Calculate winner of soccer match

Question

I am writing a program that simulates a soccer tournament between countries using their FIFA rankings. I am looking for a function that takes two country rankings and outputs a number between (about) 0 and 3 (the margin by which the winning team wins) such that the number is likelier to be higher if the difference in ranks is larger and incorporates a random number function (returns a number between 0 and 1). I am currently using $$(\mbox{random }x \in [0,1]) \times \frac{\mbox{max}(\mbox{1st team's rank},\mbox{2nd team's rank})}{\mbox{min}(\mbox{1st team's rank},\mbox{2nd team's rank})} + 3 \times (\mbox{random }x \in [0,1])$$ The program gives the lower ranked team this plus some random base points and the higher ranked team just the base points unless the above (rounded down) is 0, in which case the higher ranked team wins by some random number. Does anyone know a better/cooler margin function?

Answer 1

If you had the teams' win-loss percentages, then you could say that for two teams, the probability that each team wins is proportional to their winning percentage (so if two teams have the same record, then it's 50/50, etc.). This doesn't handle the number of goals the winning team wins by though (which can be 0, resulting in a tie).
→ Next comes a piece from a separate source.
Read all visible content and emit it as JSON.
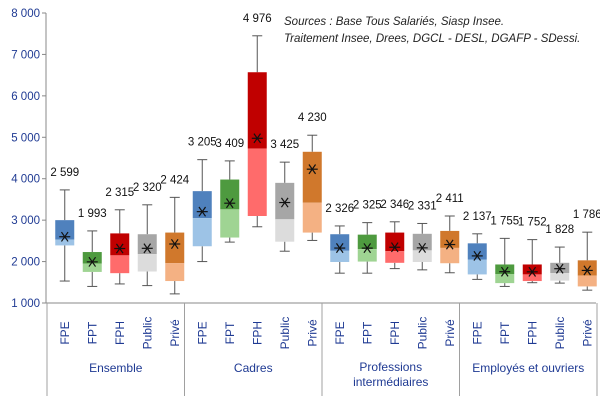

For that, you can sample a sigmoid function that starts at 0 and ends at 3, and is parametrized e.g. by a multiple of the ratio of the two teams' winning percentages (where you add 1 to both teams' wins so that you don't divide by 0).

If you don't have the teams' win-loss records, then this is somewhat an ill-posed problem because e.g. you don't know how good the top team is (maybe they were undefeated, or maybe they had close to a 50/50 record, etc.)